Oggi. Salta la transazione e si arriva a giorni nostri, con il governo di Matteo Renzi che ha disposto quella che viene chiamata un’equa riparazione per chiudere la vicenda, mettendoci sopra una serie di pietruzze di 100mila euro. Tra i 500 pazienti sardi sono in tanti ad aver accettato l’accordo. Altri, invece, hanno deciso di andare avanti con le cause civili, convinti che la loro vita valga molto di più. E altri ancora si sono rivolti a Strasburgo nel tentativo di ottenere dal Tribunale dei diritti umani, un trattamento più dignitoso rispetto alle aule di giustizia italiane.

La sentenza. L’oggetto del pronunciamento non è nel merito del caso sangue infetto, ma sul diritto al giusto processo.
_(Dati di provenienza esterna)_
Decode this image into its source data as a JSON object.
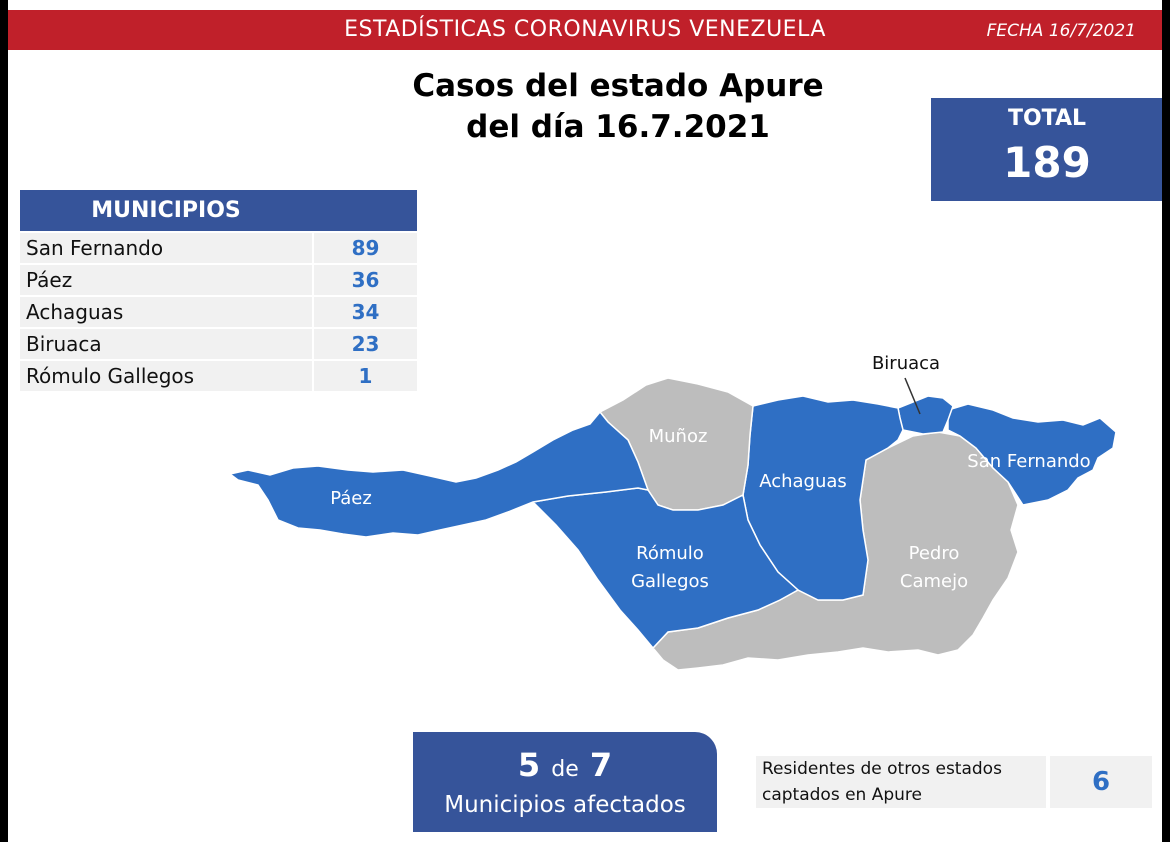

In sintesi, la Corte ha accolto soltanto una parte degli 889 ricorsi piovuti da ogni parte d’Italia: oltre 450 sono stati respinti e 58 sono ancora pendenti. Per quanto riguarda i ricorsi accolti, sono stati disposti risarcimenti – alle persone contagiate o i loro eredi - con importi individuali compresi fra i 20 mila e i 30 mila euro.

I sardi. Nove i ricorsi presentati da pazienti sardi. La maggior parte sono distribuiti tra Cagliari e Siliqua. Gli altri tra Sassari, Olbia, Thiesi e Bono. Molte le richieste pendenti non ancora esaminate, e alcuni preavvisi di rigetto.

Giustizia negata. «Ho visto i primi dati della sentenza, e c’è da dire che i 25/30mila sono cifre ridicole», riprende il presidente di Thalassa Azione, che aggiunge: «ora vedremo di appronfondire i dettagli insieme agli avvocati. Di certo non ci arrenderemo».